Russia has settled forces in three more areas of northern Syrian, local sources reported Monday.
Some 20 Russian military police, including officers, were deployed in the town of Amude, which is under occupation by the PKK's Syrian affiliate People's Protection Units (YPG) terrorists, said sources on the condition of anonymity.
Amude lies near the Turkish border in a region where Turkish and Russian forces have been conducting joint patrols following a pause in Turkey's anti-terror operation, Peace Spring.
The joint forces of Russia and Bashar Assad have also settled in the Silos area of the village of Ayn Issa, to the southeast of Ayn al-Arab.
While the U.S. is shifting its military presence from northern Syria to the oil-rich eastern part of the country, Russia has made deployments at three bases in Sarrin, Ayn Issa and Manbij.

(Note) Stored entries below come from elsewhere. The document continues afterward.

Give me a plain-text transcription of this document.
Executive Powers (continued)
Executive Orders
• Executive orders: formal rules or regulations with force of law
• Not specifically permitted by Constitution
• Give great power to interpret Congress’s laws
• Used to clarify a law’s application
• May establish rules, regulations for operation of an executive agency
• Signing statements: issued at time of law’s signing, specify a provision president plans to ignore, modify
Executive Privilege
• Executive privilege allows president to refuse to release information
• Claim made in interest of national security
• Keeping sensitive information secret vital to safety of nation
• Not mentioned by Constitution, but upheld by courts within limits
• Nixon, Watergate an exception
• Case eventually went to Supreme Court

Previously, Russia had begun setting up a helicopter base in the northeastern Syrian city of Qamishli on Nov. 14. The new base was reported to be protected by surface-to-air missile systems Pantsir, according to the TASS news agency, and three helicopters have already been deployed there. The units of the Russian military police patrolling the region along with the Turkish military will have regular air support, TASS also said on the issue.
On Oct. 9, Turkey launched Operation Peace Spring to eliminate YPG/PKK terrorists from northern Syria east of the Euphrates River, in order to secure Turkey's borders, aid in the safe return of Syrian refugees and ensure Syria's territorial integrity.
Ankara wants YPG terrorists to withdraw from the region so a safe zone can be created to pave the way for the safe return of two million refugees.
As part of two separate deals with the U.S. and Russia, Turkey paused the operation to allow the withdrawal of YPG terrorists from the planned northern Syria safe zone.
However, the terrorists have failed to withdraw from some areas and continue to attack soldiers and civilians.
Over the course of its more than 30-year campaign of terror against Turkey, the PKK, listed as a terrorist organization by Turkey, the U.S. and EU, has been responsible for the deaths of 40,000 people, including women, children and infants.